No, non è noto quanti scongiuri abbiano fatto in quel di El Segundo, per quante settimane Mitch Kupchak non abbia chiuso occhio la notte. Ma una cosa è nota: i Los Angeles Lakers sono riusciti nel loro scopo (non del tutto per opera loro), ossia mantenere la scelta per il prossimo draft. Infatti, la lottery ha sentenziato che i gialloviola sceglieranno uno dei giovani prospetti disponibili con la seconda chiamata assoluta, dopo i Philadelphia Sixers e prima dei Boston Celtics (via Brooklyn Nets). Spazzato via l’incubo di uscire dalla top 3, il che avrebbe significato perdere una pick fondamentale per la rebuilding.
Manca ancora un po’ all’evento, è impossibile fare delle previsioni su chi sarà il prescelto. Tuttavia, nessuno scomoderà dai primi due posti Brandon Ingram e Ben Simmons, i talenti più puri di questa tornata. Uno dei due finirà certamente nella Città degli Angeli: tutto dipenderà da che intenzioni avranno i Sixers, che avranno il compito non facile di selezionare uno e lasciare andare l’altro. In entrambi i casi, i Lakers si sfregherebbero le mani, anche se le implicazioni sono diverse.

Brandon Ingram: i Los Angeles Lakers potrebbero assicurarselo con la loro scelta.

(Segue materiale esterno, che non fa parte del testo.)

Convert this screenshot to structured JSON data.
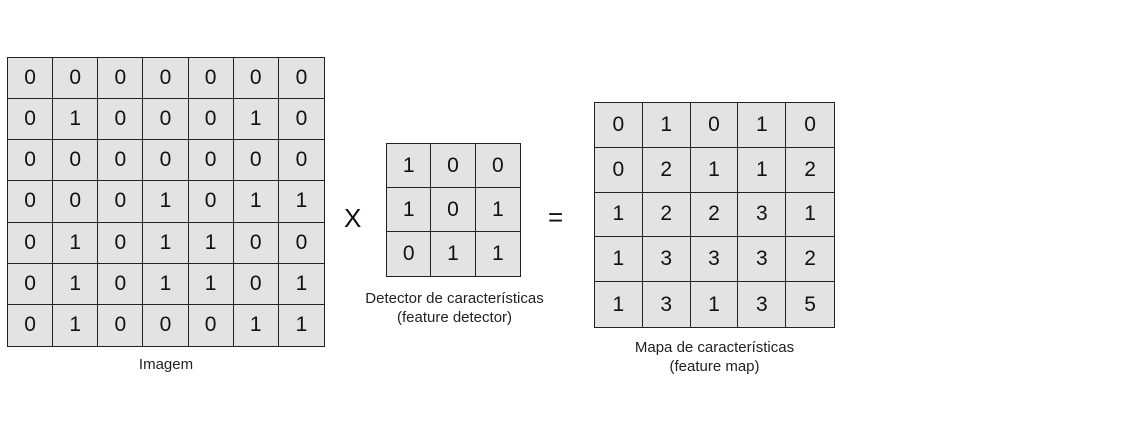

Il primo scenario vedrebbe il prodotto di LSU a in Pennsylvania e Ingram alla corte di Luke Walton. Alto 206 e dotato di un’ottima apertura alare, Ingram è dotato di un discreto atletismo e e di una grande rapidità grazie alla quale riesce a lasciare sul posto l’avversario. Uno dei suoi punti di forza è la versatilità offensiva: il suo range di tiro gli permette di essere pericoloso praticamente su tutto il fronte d’attacco, col jump-shot e nel catch and shoot. Al college ha messo in scena anche la sua abilità negli isolamenti, in quanto Mike Krzyzewski l’ha utilizzato come principale opzione per l’attacco. Affidabile dal tiro da 3 (la percentuale si attesta al 41%), il suo ball handling è sopra alla media e il potenziale in difesa è tanto, visto che grazie alle sue lunghe braccia può rubare il pallone per poi catapultarsi in contropiede. Senza troppi giri di parole, il giocatore occuperebbe la casella di ala piccola, andando a nozze col sistema simil-Warriors che vuole impartire l’assistant coach di Steve Kerr. Uno scorer puro, prolifico, l’uomo giusto al posto giusto. Con D’Angelo Russell in cabina di regia e Julius Randle nello spot di power forward, formerebbe uno dei terzetti più interessanti in chiave prospettica nella NBA.

Ben Simmons.
Ma Ingram farebbe comodo anche al team di Philadelphia, per questo le possibilità che Simmons vesta la canotta lacustre non sono proprio basse. Rispetto al rivale, è già praticamente pronto al grande salto, grazie alla sua potenza fisica e al suo strabordante atletismo. Simmons è un all around con un ruolo ancora da definire (è un’ala di 208 cm per 109 kg) ma dal playmaking eccelso e dalla grande intelligenza cestistica: senza troppe difficoltà, è in grado di gestire la manovra e di innescare con la sue doti di passatore. Spesso si cimenta nei classici coast to coast dove arriva ad attaccare il ferro dopo aver raccolto il rimbalzo difensivo; inoltre è un buon difensore sulla palla e si è dimostrato bravo nel saper leggere le varie situazioni di gioco. Deve però ancora sviluppare un tiro credibile, soprattutto dal perimetro. Un fattore sicuramente migliorabile con un accurato lavoro. Se ai Lakers toccherà effettivamente chiamarlo, bisognerà necessariamente rivedere i piani di mercato. Randle potrebbe essere sacrificato per arrivare ad altri asset e per far spazio ad un jolly che giocherebbe da 4 nel tanto in voga small ball: plasmarlo nel ruolo di small forward potrebbe richiedere troppo tempo e non è detto che si otterrebbero i frutti sperati. Da tener conto anche il fatto che le sue peculiarità di regista potrebbero risaltare le capacità realizzative del play Russell, che potrebbe muoversi maggiormente senza palla.
Ingram o Simmons, Simmons o Ingram: saranno i Sixers, in un certo senso, a scegliere per i Lakers, che dal canto loro dovranno solo prendere atto delle conseguenze ed integrare al meglio un importante paletto per la risalita agli antichi fasti.